166 Sloterdijk, Peter, Règles pour le parc humain, Mille et une nuits, département de la Librairie Arthème Fayard, 2000, p. 7

La civilisation occidentale donc, à une période importante de son évolution, durant laquelle se forment l’image de l’état actuel, la philosophie et les sciences, utilise le papier pour valider et légitimer ses procédures, évoluer le mode d’éducation des jeunes, conserver les idées dans la mémoire et les transférer à ceux qui savent lire et écrire.

C’est l’époque où la civilisation prépare à travers les débris du passé son prochain pas.

Cette civilisation s’appuie littéralement à ses guenilles. Les guenilles sont la matière première qui est utilisée depuis le XIIIe siècle pour la production du papier.

C’est l’époque où les professionnels du genre mais aussi les chiffonniers tournent anxieusement autour des endroits où sont les moulins de fabrication de papier et ramassent toutes les loques.

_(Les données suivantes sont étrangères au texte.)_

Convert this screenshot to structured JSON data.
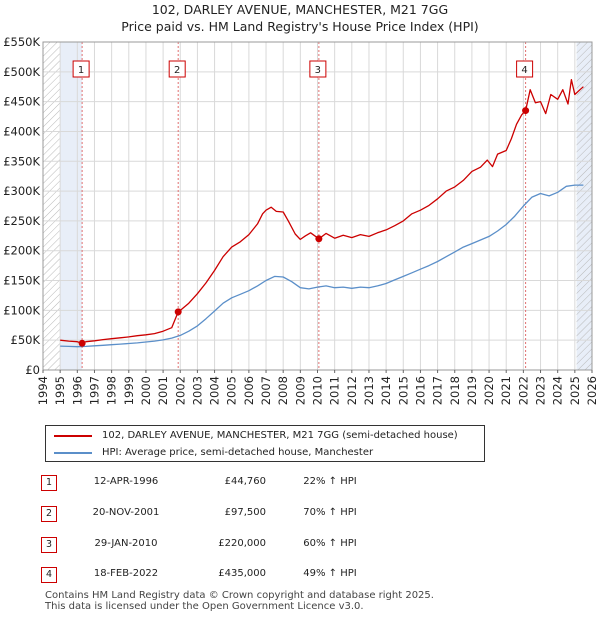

Le papier, à travers les loques et les moulins à farine transformés, crée le support où seront enregistrées les nouvelles idées rationnelles et scientifiques qui soutiendront la forme nouvelle des nouveaux états. La plupart de ces données sont en vigueur encore aujourd’hui.

Le papier alors relève et valide tout dans notre civilisation, attestant en même temps l’authenticité de celui qui l’utilise.

Il existe une idée qui est formulée sur lui et qui a la possibilité de correspondre à tout ce qui est descriptible. En même temps il existe aussi sur le même médium « celui » qui confirme l’idée, le propriétaire avec sa signature.

Aussi, la plupart des fois sur le papier « existe » l’Etat lui-même qui atteste, par son sceau, la légitimité.